My father takes a cab from Sunset Hill
Over the years I’ve confessed to a slight obsession with anniversaries. Especially for the first year after a major life change I feel like I’m caught in the rip tide the life guards warn about when swimming; the more you fight it the deadlier it is. Just swim parallel to the shore and eventually you’ll escape it, they counsel. That’s how I feel about anniversaries, whether of my daughter’s birth or a friend’s death, swim with it.
Ever since my dad’s stroke three weeks ago I’ve had trouble concentrating on much beyond reading about brain disorders, interrupted by informing anyone in earshot of the dangerous cholesterol count of food they are eating (don’t ever consider pound cake again). I am also trying to help my colleagues plan a community event in honor of automating the Ballard Bell (just be there July 5th at 5:30 p.m. for a great party and spare me further effort). I’m so distracted I left Bartell’s with one of the shopping baskets (empty thank goodness) still hooked over my arm, and I wasn’t parked particularly close by.
In recent weeks I’ve learned yet another new vocabulary which I try to employ for cross-country coordination: compensatory motor speech strategies and the difference between contact-guard and close-guard in supervision of the patient after discharge from the rehabilitation hospital. I would rather be learning Italian, or at least Cyrillic characters along with Emily as she prepares to leave for an internship in Siberia. (Yes, Siberia). I am trying to believe it’s warm enough to put my tomato plants in the ground and re-training myself not to panic when the telephone rings.
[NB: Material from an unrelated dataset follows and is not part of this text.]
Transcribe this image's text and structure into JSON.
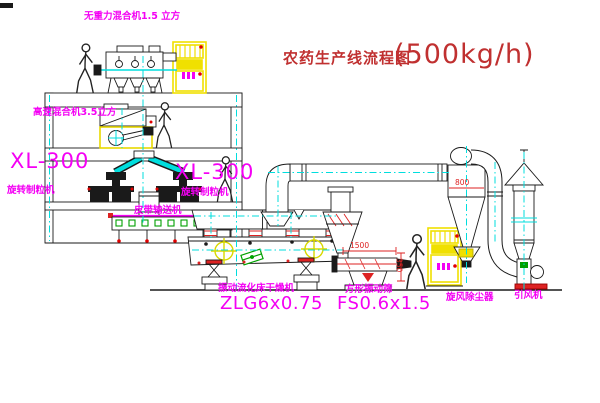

However the significance of the last weekend of June 2011 has me in its grip and I’m trying to just swim with until it spits me out again. Too much has happened since the Sunset Hill wedding last year. I would love to be able to relive last year’s wedding weekend again, although I don’t think I could treasure it any more than I did then.
At Sunset Hill Park I sometimes look at the space that was filled with guests and umbrellas, the trunk of the tree where I accidentally left shoes overnight. Most days it is simply a destination on the walk, not a pilgrimage to a moment in time. There was a mudslide over the winter at the westernmost point, which is now blocked by caution tape, proving all around that even the ground beneath our feet is not to be taken for granted.
When I look at the wedding photos it’s almost impossible to find any record of my friend Bob Johnson, despite the fact that he was a nearly 300-pound, 6’1” man wearing a Hawaiian shirt. His wife had only four days left before retirement, after 33 years of service with King County. They planned to retire to her native Thailand, but it was there that a doctor diagnosed Bob’s pancreatic cancer. When I first told Bob that Martin and I had set a date he said, “There is a God.” I miss him every day.
As a Ballard event the wedding week was everything we’d dreamed, from a Friday night reception at Anthony’s through strangers watching from their yards as child violinists led the procession of people, Bella Umbrellas and pedi-cabs down 34th Avenue NW. A few days later my father watched for the Holland America cruise ship to appear off Magnolia, carrying his sister and brother-in-law towards Alaska.
Throughout the subsequent year I’ve made new friends as usual, particularly since the Ballard Writers event in October sparked a collaboration that leads, as ever, back to the bell. “I wish I’d known you last year so I could have invited you to the wedding,” I keep saying, even though it is already so many events in the past. There has been Bertha’s Birthday party to launch the bell project, and there will the celebration event on July 5th, although too late for Bertha Davis to see the completed work.
I could have used less change this last year; fewer losses at home and abroad, as they say. Next week I’ll be writing about a couple that sought change – with a capital C. I didn’t seek change; it found me. I look back a year ago to the day when the sun finally shone on a wedding at Sunset Hill Park that just happened to be ours, and other than inviting everyone else that I know now, I wouldn’t change a thing. But I would make sure I had a photograph of Bob Johnson and that I’d gathered our combined families in one place for at least a minute. I would try to memorize what my father said when switched from a toast to a joke at the reception.
The first anniversary is almost over but for this weekend I am going to keep swimming with the current, wherever it takes me, to wherever it spits me out.